Essential Fantastic Four Vol. 06
Stan Lee, Archie Goodwin, Roy Thomas, John Buscema and friends
Reprints: Fantastic Four #111-137 (June 1971 – August 1973)
Get this for: The Fantastic Four within Kirby or Lee — three stars
Curse my luck! Just as with the Essential X-Men yesterday, I never managed to get volume five of Essential Fantastic Four either, which means I missed the end of the Lee-Kirby run. Instead volume six offers Big John Buscema on art duties, with Stan Lee, Archie Goodwin, then Lee again and finally Roy Thomas handling the writing. Good though these gents are, their work can’t compare to what Jack Kirby brought to The Fantastic Four. Even though Stan Lee himself is still around for a while here, the chemistry he had with Kirby is gone. Kirby and Lee could always spark ideas of each other, now Lee had to do it all himself.
It’s not all bad though. For a start, this volume contains the first Fantastic Four comic I ever read, #113, translated in Dutch as Vier Verdedigers Classics #59 which an uncle had in his collection — and I have now. That issue was the start of the Overmind saga and its cover is burned in my memory. It was not just the first FF comic I read, but must have been one of the earliest superhero comics I ever saw and it fascinated me. It’s a typical late Silver Age Marvel issue, continuing directly from the previous issue, with cameos from the Hulk and Agatha Harkness and a guest star appearance by the Watcher, while the action never stops, all drawn in that wonderful expressive, larger than life John Buscema style and it’s just crack to a certain kind of geek boy (or girl) like me. It may not have been half as good as what Lee and Kirby had been up to before, but I didn’t know anything about that.
The whole Overmind story showed that some of the creativity of that earlier run was still present in The Fanastic Four, as the Overmind turned out to be the last living survivor of an ancient alien race, the Eternals, scource of the cosmos, who had conquored all before them until they reached the planet Gigantus, which dwarved Galaxies and was their doom. As the Eternals’ own planet died beneath them, they put all their mental power into the Overmind and send him into the universe to sleep and wait until the time was right for the Overmind to come from beyond the stars and crush the universe! The Fantastic Four are helpless before him, even need to teamup with Doctor Doom to fight him but even that is not enough, though Doom does get his crowning moment of awesome as he fights an unequal battle with the Overmind but keeps standing for he is … DOOM! In the end though it’s the Stranger, revealed to be the combined might of the people from Gigantus who tames the Overmind.
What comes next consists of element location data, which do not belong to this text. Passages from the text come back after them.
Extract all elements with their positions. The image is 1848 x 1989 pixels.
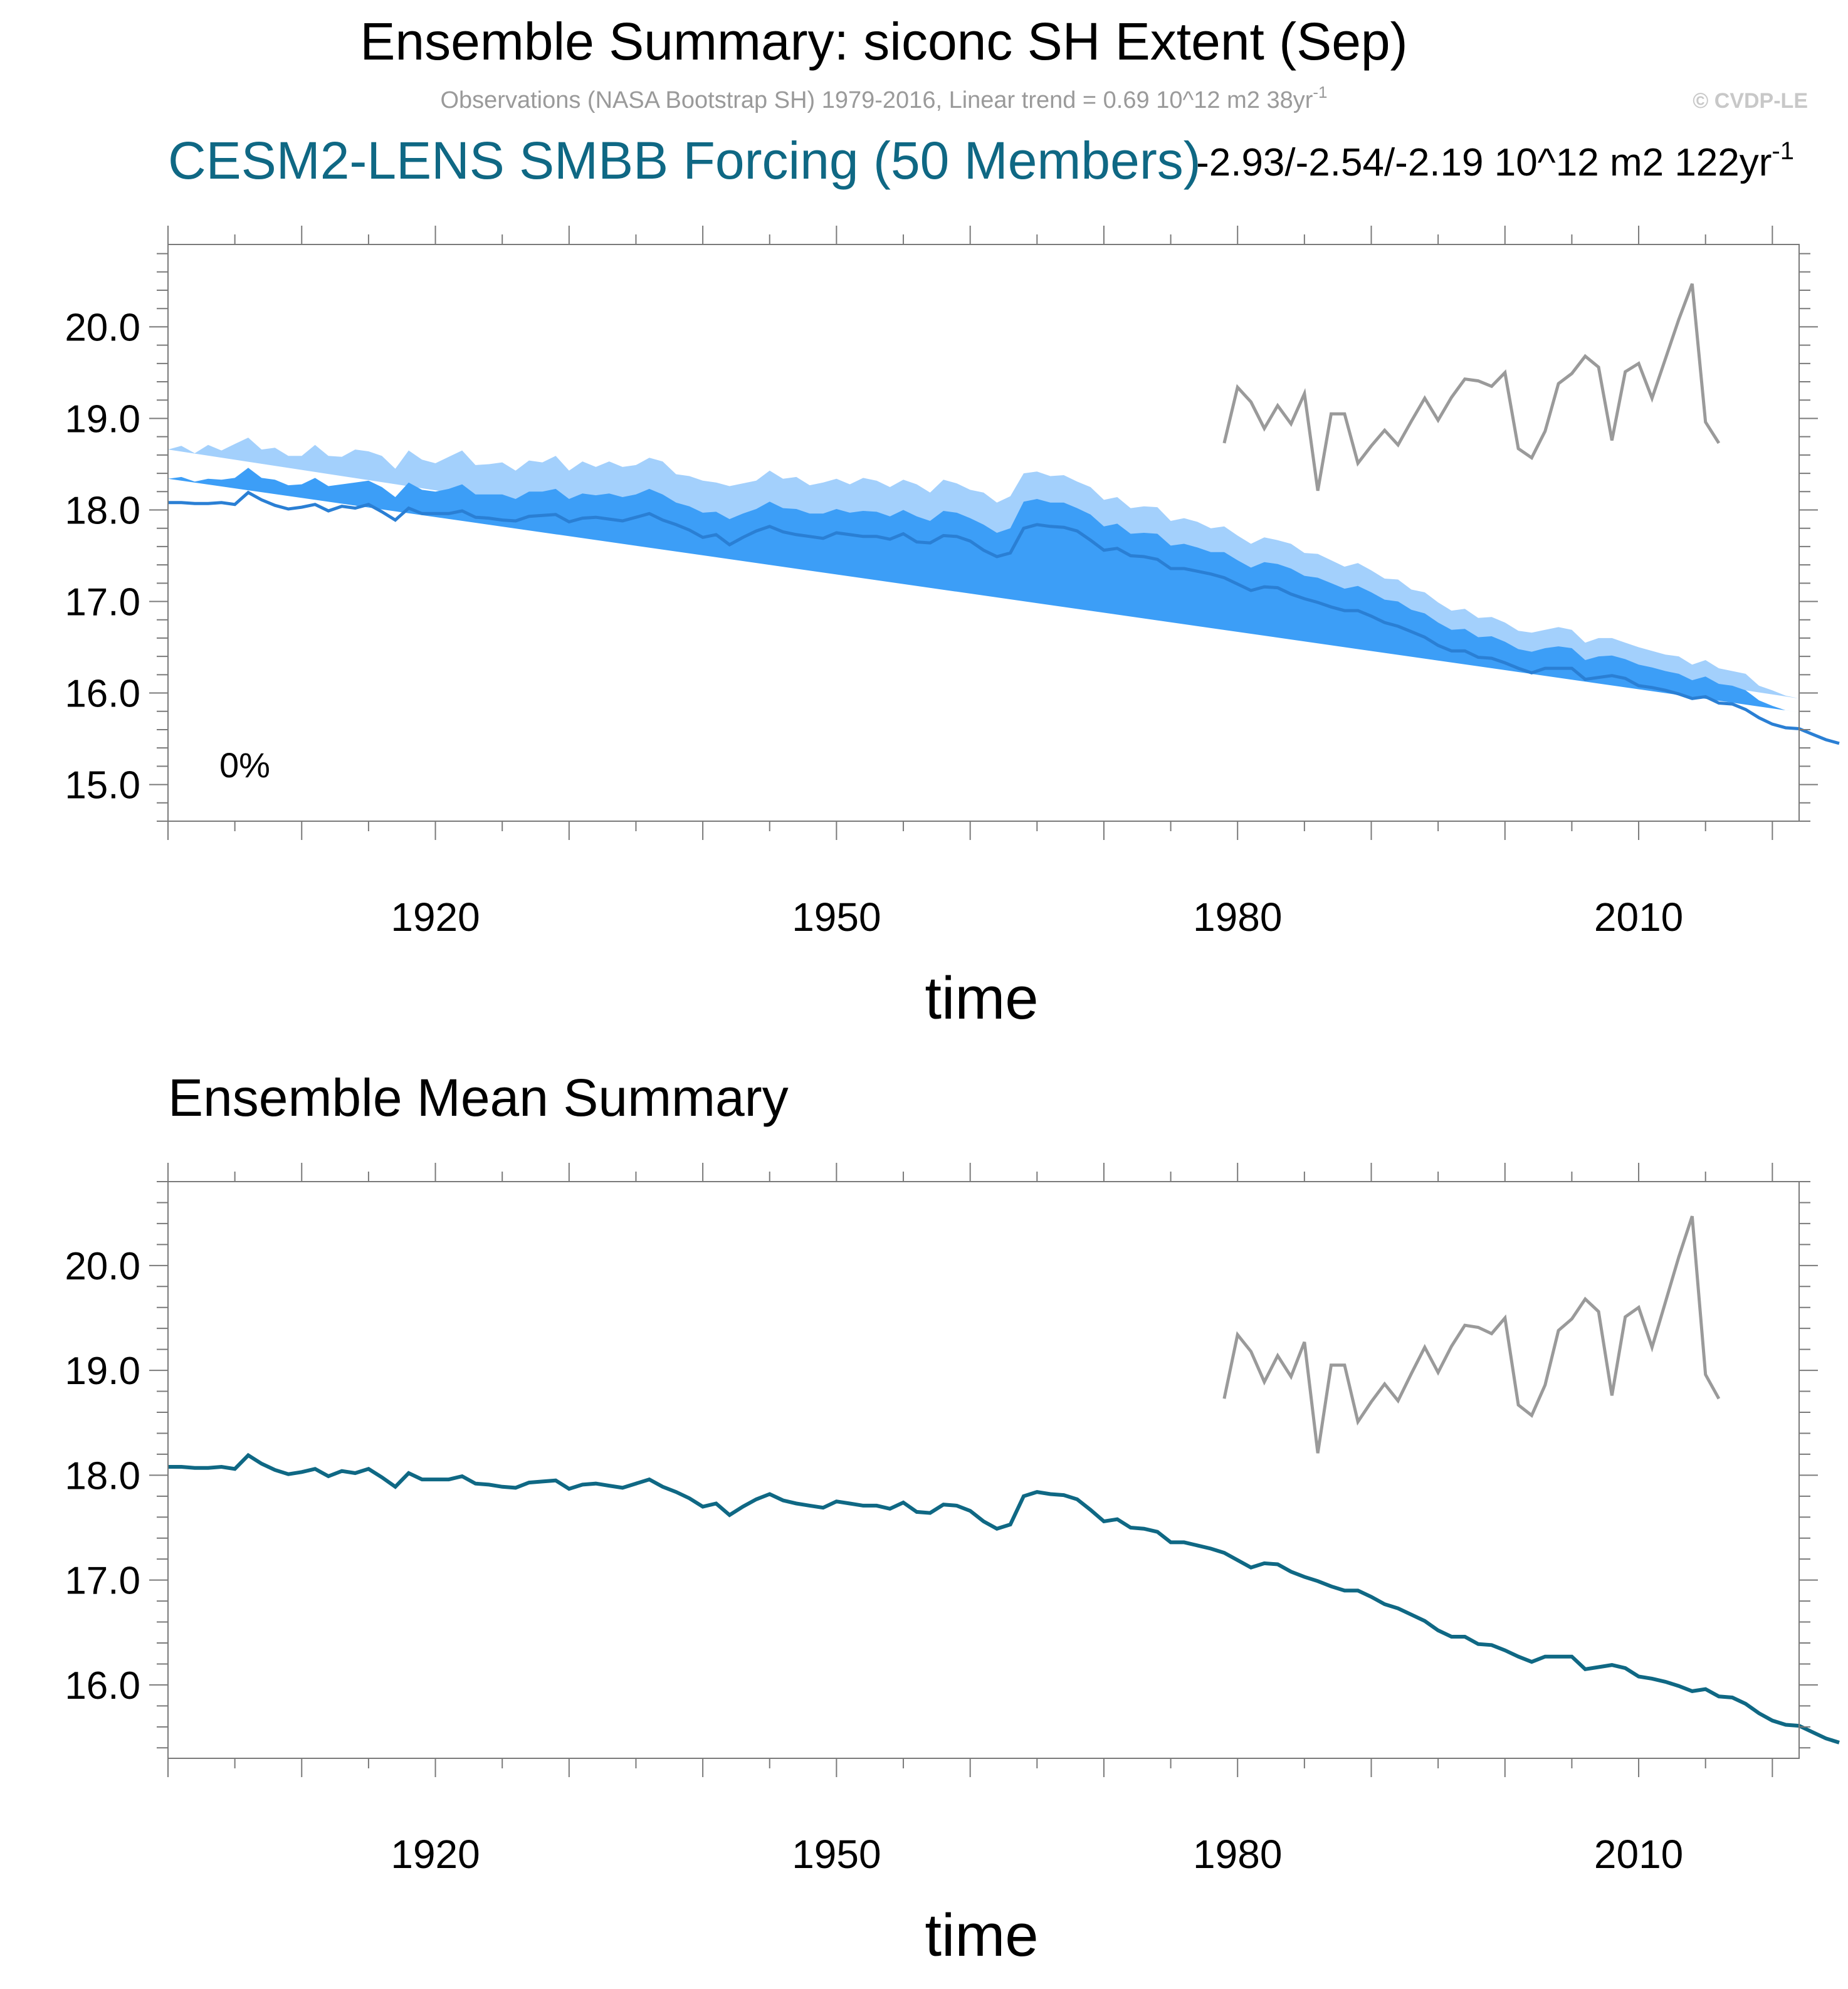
plot-frame [167,1181,1800,1759]
ensemble-mean-line [168,1452,1840,1745]
model-title: CESM2-LENS SMBB Forcing (50 Members) [168,131,1201,190]
observations-line [1222,1215,1721,1454]
x-tick-label: 2010 [1594,895,1683,940]
x-tick-label: 2010 [1594,1832,1683,1877]
x-tick-label: 1920 [391,1832,480,1877]
y-tick-label: 20.0 [65,1245,140,1288]
figure-title: Ensemble Summary: siconc SH Extent (Sep) [360,12,1407,71]
x-tick-label: 1980 [1193,1832,1282,1877]
ensemble-mean-xlabel: time [925,1902,1038,1969]
copyright-label: © CVDP-LE [1693,89,1808,113]
y-tick-label: 17.0 [65,1560,140,1603]
y-tick-label: 17.0 [65,581,140,624]
y-tick-label: 16.0 [65,1664,140,1708]
observations-line [1222,283,1721,491]
x-tick-label: 1950 [792,895,881,940]
trend-range-label: -2.93/-2.54/-2.19 10^12 m2 122yr-1 [1196,137,1794,184]
observations-subtitle-sup: -1 [1313,83,1327,102]
trend-range-sup: -1 [1772,137,1794,165]
ensemble-summary-axes: 1920 1950 1980 2010 15.0 16.0 17.0 18.0 19.0 20.0 [65,226,1818,940]
ensemble-mean-title: Ensemble Mean Summary [168,1068,789,1127]
y-tick-label: 19.0 [65,1350,140,1393]
observations-subtitle: Observations (NASA Bootstrap SH) 1979-20… [440,83,1327,113]
y-tick-label: 18.0 [65,1454,140,1498]
percent-annotation: 0% [219,745,270,785]
y-tick-label: 16.0 [65,673,140,716]
y-tick-label: 18.0 [65,489,140,532]
observations-subtitle-text: Observations (NASA Bootstrap SH) 1979-20… [440,87,1313,113]
ensemble-inner-band [168,468,1799,713]
ensemble-summary-panel: 1920 1950 1980 2010 15.0 16.0 17.0 18.0 19.0 20.0… [65,226,1840,1032]
ensemble-mean-line [168,490,1840,745]
ensemble-summary-xlabel: time [925,965,1038,1032]
y-tick-label: 19.0 [65,397,140,441]
y-tick-label: 20.0 [65,306,140,349]
x-tick-label: 1920 [391,895,480,940]
ensemble-mean-panel: Ensemble Mean Summary 1920 1950 1980 2010 16… [65,1068,1840,1969]
ensemble-mean-axes: 1920 1950 1980 2010 16.0 17.0 18.0 19.0 20.0 [65,1163,1818,1877]
x-tick-label: 1950 [792,1832,881,1877]
x-tick-label: 1980 [1193,895,1282,940]
trend-range-text: -2.93/-2.54/-2.19 10^12 m2 122yr [1196,141,1772,184]
y-tick-label: 15.0 [65,764,140,807]
plot-frame [167,244,1800,822]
The Overmind is however the only original villain to fight the Fantastic Four this volume, as for the most part they fight old enemies and even menaces originally introduced in other series. Diablo and Galactus return for rematches, they get involved with the Inhumans again, the Frightful Four come back with a new member, and so on. There are other changes in the status quo though. Roy Thomas lets Sue Richards quit the FF and makes Medusa of the Inhumans her replacement, while the relationship of Johnny Storm and Crystal also ends, as the latter falls for Quicksilver, the mutant Avenger. On the whole The Fantastic Four is much more soap opera orientated then before, less interested in exploration as well, more going for fighting “conventional” villains. It’s not as wild as the Lee-Kirby runs, but it’s far from bad either.
As for the art, John Buscema is as great as Kirby in his own right and I do like the grandeur he gives a character like the Watcher, as well as the body language he gives his characters. A more conventional artist than Kirby perhaps, but you can hardly fault him for that. I love how he poses his characters, the stances he gives them which betray their emotions and character. Every now and again, often in just some small throwaway panel I just have to stop and study his art, bask in it.
A letdown after the sheer mastery of the first four Essential Fantastic Four volumes? Perhaps, but Buscema’s art and the efforts of Lee, Goodwin and Thomas make up for a lot.